On the measles, the authors cite the 2025 outbreak as if it proves a point. But it doesn’t prove what they think. The CDC’s own data show 1,408 cases as of August 2025. Over 85% were in isolated, under-vaccinated clusters. These 2-3 year cycling outbreaks are better used to target risk communication, not to tar all dissent as dangerous. Repeating the word "anti-vaccine" does not transform scientific disagreement into extremism.
They accuse HHS Secretary Robert F. Kennedy Jr. of replacing experts with “unqualified individuals,” but offer no names. No CVs. No specific issues with the new experts. No comparison.
While failing to acknowledge the importance of shifting priorities after abysmal failures, they mention canceled research, but do not cite which studies, what topics, or what endpoints. They cite programs being "weakened," but supply no metrics. This is the crux: the op-ed asks us to accept institutional claims the way it once asked us to accept modeling estimates, test thresholds, and pandemic guidance—because they say so.
Their reference to Medicaid expansion and "millions losing coverage" is similarly imprecise. Coverage does not equal access, and they fail to note that given the chronic illness epidemic, “access” does not guarantee outcomes. The Oregon Medicaid RCT showed increased use and reduced financial strain but no significant change in most physical health outcomes in two years. We can debate policy design without resorting to fear mongering.

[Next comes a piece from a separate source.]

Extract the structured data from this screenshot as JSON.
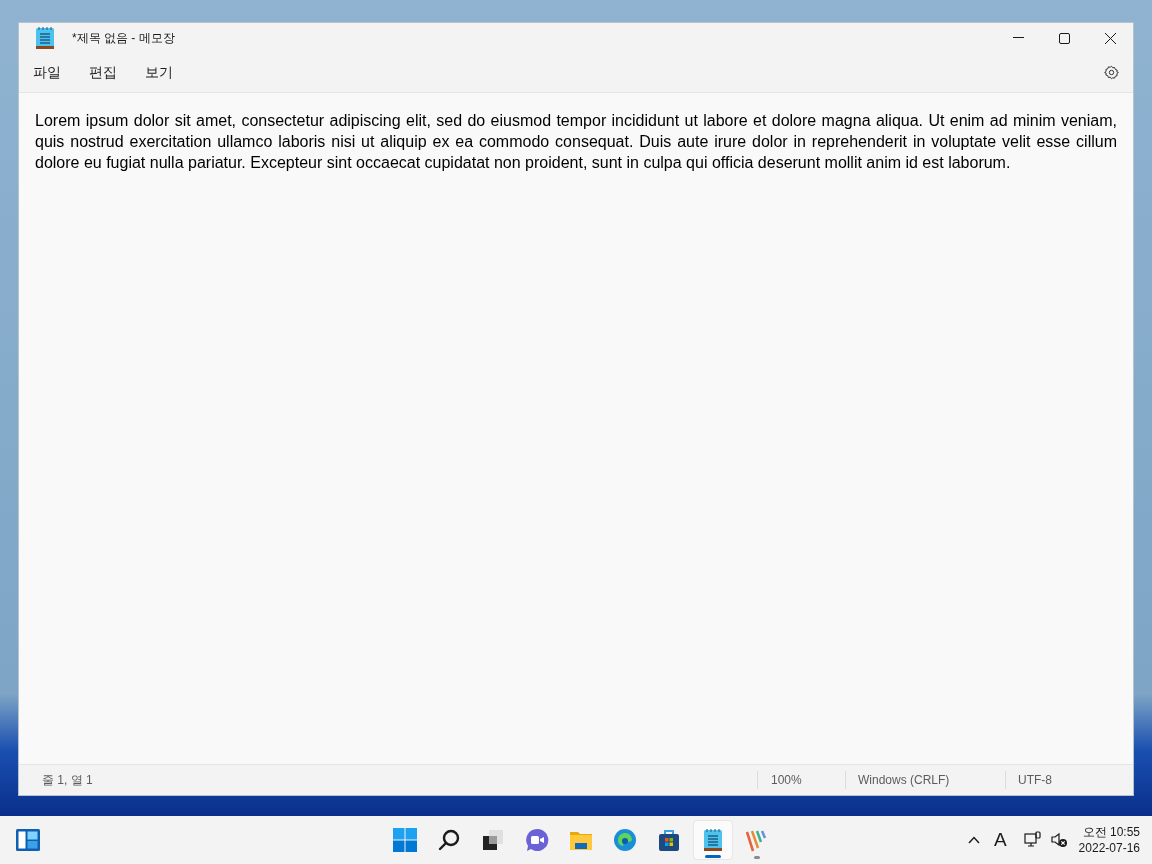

The same applies to global vaccine funding. Gavi, the Vaccine Alliance, has been a public-private, now private corporation that works to expand vaccination in low- and middle-income countries. Its tactics include working to tie together governments, global health organizations like UNICEF and the WHO, vaccine manufacturers, civil society, and donors, including the Bill & Melinda Gates Foundation, to fund and coordinate vaccine programs and market development.
The authors portray the wind-down of Gavi support as a humanitarian crisis. What HHS actually did was freeze new commitments pending performance reviews and public transparency. That is a responsible governance decision, not a death sentence.
Finally, their invocation of life expectancy—”from 66 to 78 years” since the CDC's founding—ignores well-documented causes. The largest gains came from clean water infrastructure, sanitation, and refrigeration—not from modern biomedical interventions or CDC programming. Correlation is not causation. This kind of institutional hagiography erases the true history of public health.
When the CDC faltered in 2020, it was not because one leader failed to “have their back.” It was because the agency lost the public's trust by suppressing dissent, shifting goalposts, sticking to disproven and harmful narratives, and behaving more like a political actor than a scientific one.

The current restructuring under Kennedy may be uncomfortable for those who spent decades defending the status quo. But discomfort is not disproof. It’s healthy and ought to be considered American.
If the authors wish to indict new leadership, they must do more than call Kennedy “dangerous” and “unscientific.” They must name the policies, state the evidence, estimate the effect sizes, and show the math.
Their “guest essay,” part of a desperate flurry of hit pieces in the Times and elsewhere, does none of that. What it reveals is not Kennedy's failure but the authors’ complicity in the largest public health disaster in history.